The Injectable for Those Starting Treatment
The FLAIR study was another phase 3, randomized, open-label trial, which was designed to study the noninferiority of injectable cabotegravir/rilpivirine to daily oral dolutegravir/abacavir/lamivudine (Triumeq) in patients who hadn’t been on any ARV therapy prior to entering the trial. The study enrolled 629 treatment-naive adults who had to have a viral load of at least 1,000 copies/mL and started everyone on the daily oral regimen, but 566 participants were randomly assigned to either study arm (the remaining 63 withdrew from the trial). In the long-acting injectable group, participants started a daily oral version of cabotegravir/rilpivirine to ensure there were no adverse effects, before being started on the monthly injectable for 12 doses (48 weeks). The median age for participants was 34 years old, and they were overwhelmingly white (74%) and cisgender male (78%).
At the end of 48 weeks, six of the 283 participants in the long-acting injectable arm and seven of 283 in the daily pill arm had viral loads above 50 copies/mL. The researchers concluded that monthly injectable cabotegravir/rilpivirine was noninferior to oral daily dolutegravir/abacavir/lamivudine in treatment-naive people.
“Efficacy results with long-acting therapy in this trial were similar to those seen in the ATLAS trial, which had a similar switch design but enrolled participants who had longer-term viral suppression, which had been achieved with the use of other standard three-drug oral therapies,” wrote the authors of the FLAIR study.
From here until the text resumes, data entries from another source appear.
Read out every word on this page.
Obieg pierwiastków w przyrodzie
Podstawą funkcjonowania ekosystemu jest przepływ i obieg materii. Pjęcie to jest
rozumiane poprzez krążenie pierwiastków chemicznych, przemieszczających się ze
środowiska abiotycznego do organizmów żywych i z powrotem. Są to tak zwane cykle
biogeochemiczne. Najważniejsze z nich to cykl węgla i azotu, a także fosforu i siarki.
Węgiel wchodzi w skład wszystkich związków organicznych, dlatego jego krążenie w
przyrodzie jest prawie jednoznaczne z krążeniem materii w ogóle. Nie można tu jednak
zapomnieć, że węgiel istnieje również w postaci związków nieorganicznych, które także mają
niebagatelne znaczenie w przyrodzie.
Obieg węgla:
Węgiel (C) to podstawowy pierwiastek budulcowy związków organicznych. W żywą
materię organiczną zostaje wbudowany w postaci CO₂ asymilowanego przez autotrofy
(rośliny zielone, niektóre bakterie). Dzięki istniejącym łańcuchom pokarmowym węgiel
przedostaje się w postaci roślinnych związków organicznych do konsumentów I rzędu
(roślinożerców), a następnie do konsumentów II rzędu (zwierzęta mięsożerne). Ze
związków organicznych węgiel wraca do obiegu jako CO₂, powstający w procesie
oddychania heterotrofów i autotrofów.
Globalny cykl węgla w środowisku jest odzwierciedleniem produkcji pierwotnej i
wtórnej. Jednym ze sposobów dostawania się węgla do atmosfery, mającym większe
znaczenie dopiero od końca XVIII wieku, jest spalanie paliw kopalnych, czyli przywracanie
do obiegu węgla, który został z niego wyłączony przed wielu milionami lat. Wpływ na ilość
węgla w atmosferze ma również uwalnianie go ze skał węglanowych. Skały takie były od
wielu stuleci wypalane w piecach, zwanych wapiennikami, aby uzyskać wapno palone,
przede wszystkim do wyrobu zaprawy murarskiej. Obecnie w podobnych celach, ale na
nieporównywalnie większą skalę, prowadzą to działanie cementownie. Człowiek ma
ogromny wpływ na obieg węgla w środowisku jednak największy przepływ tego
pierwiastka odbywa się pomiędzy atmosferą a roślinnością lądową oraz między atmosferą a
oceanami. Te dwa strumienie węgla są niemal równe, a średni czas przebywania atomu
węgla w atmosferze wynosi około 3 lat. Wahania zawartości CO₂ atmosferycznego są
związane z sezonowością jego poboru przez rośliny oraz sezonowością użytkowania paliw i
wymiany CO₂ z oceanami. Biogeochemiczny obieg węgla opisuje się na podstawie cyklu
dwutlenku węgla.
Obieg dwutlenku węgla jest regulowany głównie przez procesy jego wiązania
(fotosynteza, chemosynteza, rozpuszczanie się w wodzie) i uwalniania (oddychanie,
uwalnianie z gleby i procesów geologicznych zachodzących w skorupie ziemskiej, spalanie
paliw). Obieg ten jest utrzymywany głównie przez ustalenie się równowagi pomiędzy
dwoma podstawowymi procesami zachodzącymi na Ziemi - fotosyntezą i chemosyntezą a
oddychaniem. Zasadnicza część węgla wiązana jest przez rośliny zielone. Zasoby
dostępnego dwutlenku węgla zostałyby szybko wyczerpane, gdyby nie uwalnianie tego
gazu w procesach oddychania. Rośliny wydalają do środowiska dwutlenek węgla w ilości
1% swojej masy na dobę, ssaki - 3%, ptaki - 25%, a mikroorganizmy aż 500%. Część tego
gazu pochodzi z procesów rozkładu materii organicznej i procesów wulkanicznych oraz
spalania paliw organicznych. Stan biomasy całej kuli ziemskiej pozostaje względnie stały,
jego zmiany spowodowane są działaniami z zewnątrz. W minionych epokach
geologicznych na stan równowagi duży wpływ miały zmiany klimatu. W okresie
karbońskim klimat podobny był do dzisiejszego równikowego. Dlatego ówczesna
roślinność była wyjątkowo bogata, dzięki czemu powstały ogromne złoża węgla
Implications for the Future
While these results show a long-acting injectable is just as good as daily pill-form ARV therapy, there still are some hurdles to overcome. In December 2019, the Food and Drug Administration (FDA) declined to approve ViiV Healthcare and Janssen’s new drug application for this novel regimen, citing manufacturing issues (not related to the safety of the medication). It is assumed that those will eventually be resolved and that the drug, after re-application, will likely be approved.
But there are also more practical issues around scale-up of long-acting injectable treatment for HIV. Echoing a talk given last year at the American Conference for the Treatment of HIV(ACTHIV) by Melanie Thompson, M.D., the NEJM also published an editorial by Judith S. Currier, M.D., accompanying the FLAIR and ATLAS results, that raises implementation challenges.
“Requiring monthly visits for injections will be challenging for busy HIV clinics,” she writes. “Experience in psychiatry with the use of long-acting injectable anti-psychotic agents for the treatment of schizophrenia has highlighted the important role that provider attitudes and clinic operations play in the use of this method of treatment.”
Currier goes on to raise questions about how to use oral pills as bridge therapy when people can’t make their monthly clinic visits, in order to prevent virologic failure. She also notes the need to understand why participants with treatment failure in FLAIR also had high rates of resistance, calling for further investigation. Lastly, she also calls out the need for more studies of long-acting injectable therapy during pregnancy and the postpartum period. But ultimately, Currier concludes this is a real advancement in treatment options.
“Version 1.0 of long-acting ART holds promise for the millions of people living with HIV if we make addressing the challenges involved a priority,” she concludes.